Boston’s North End Pizza Bakery
As far as I know, there’s no official Boston-style pizza, and Boston itself is hardly a mecca for pizza, with college students looking for a place that delivers at 3am as one of their main criteria. So what’s with all the “Boston” pizza places? Who knows, but Boston’s North End Pizza is a reliable place to get a “slice”—one that’s bigger than some whole pizzas I’ve had (and the same price). I like being able to pick my slice from the glass display case and the “Big Red” is one of many appealing options. It’s a combination of spinach, tomato, mushroom and garlic, the pungent aroma of which precedes even the first bite of pizza. The slices are huge and floppy, ideal for folding in half, which protects the roof of your mouth from being burned off by bubbling cheese grease.
Antonio’s New York Pizzeria
The last time I ate so much cheese in a day was when I discovered string cheese as a kid. But before I can put an end to the pizza roundup, a friend drags me to Antonio’s, with the enticing lure of “it smells like ass if ass smelled like foot,” but she says it’s got the best NY-style pizzas on the island (assuming the ass-foot smell refers to the restaurant, not the pizza themselves). It’s true that Antonio’s doesn’t exactly greet you with the wafting smell of dough in an oven, but this doesn’t take away from the New York/big city pizza joint vibe. The atmosphere is complete with the arcade games in the corner, a gruff server in the front and red-and-white checkered paper under our pizza.

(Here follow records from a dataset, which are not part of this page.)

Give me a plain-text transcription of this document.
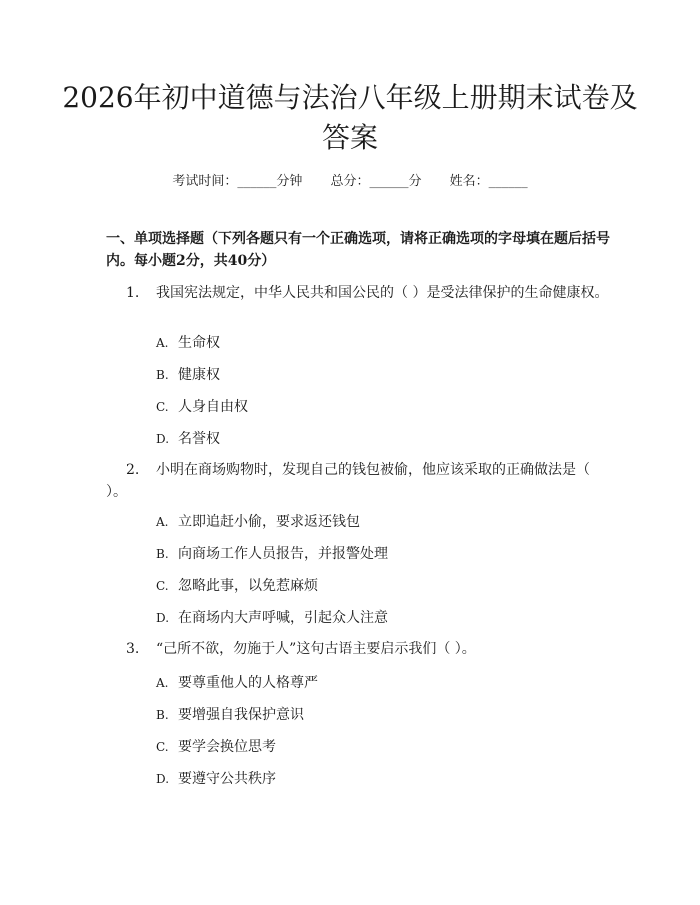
2026年初中道德与法治八年级上册期末试卷及答案
考试时间：______分钟 总分：______分 姓名：______

一、单项选择题（下列各题只有一个正确选项，请将正确选项的字母填在题后括号内。每小题2分，共40分）

1. 我国宪法规定，中华人民共和国公民的（ ）是受法律保护的生命健康权。
A. 生命权
B. 健康权
C. 人身自由权
D. 名誉权
2. 小明在商场购物时，发现自己的钱包被偷，他应该采取的正确做法是（ ）。
A. 立即追赶小偷，要求返还钱包
B. 向商场工作人员报告，并报警处理
C. 忽略此事，以免惹麻烦
D. 在商场内大声呼喊，引起众人注意
3. “己所不欲，勿施于人”这句古语主要启示我们（ ）。
A. 要尊重他人的人格尊严
B. 要增强自我保护意识
C. 要学会换位思考
D. 要遵守公共秩序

As for the pizza upskirt, it’s mighty fine. The sturdy crust is lightly charred on the bottom, taken to a darker color than most pizza places in Honolulu would dare. The tomato sauce is brightly acidic and the cheese salty and bubbling brown. The three basic components: cheese, sauce and crust are a far cry from my hoity-toity California pizza ideal, but I’m developing an affinity for this representative from the other coast. Antonio’s may not have New York’s famous tap water and coal-burning ovens, long rumoured to be what makes New York pizza good, but Antonio’s does fine without.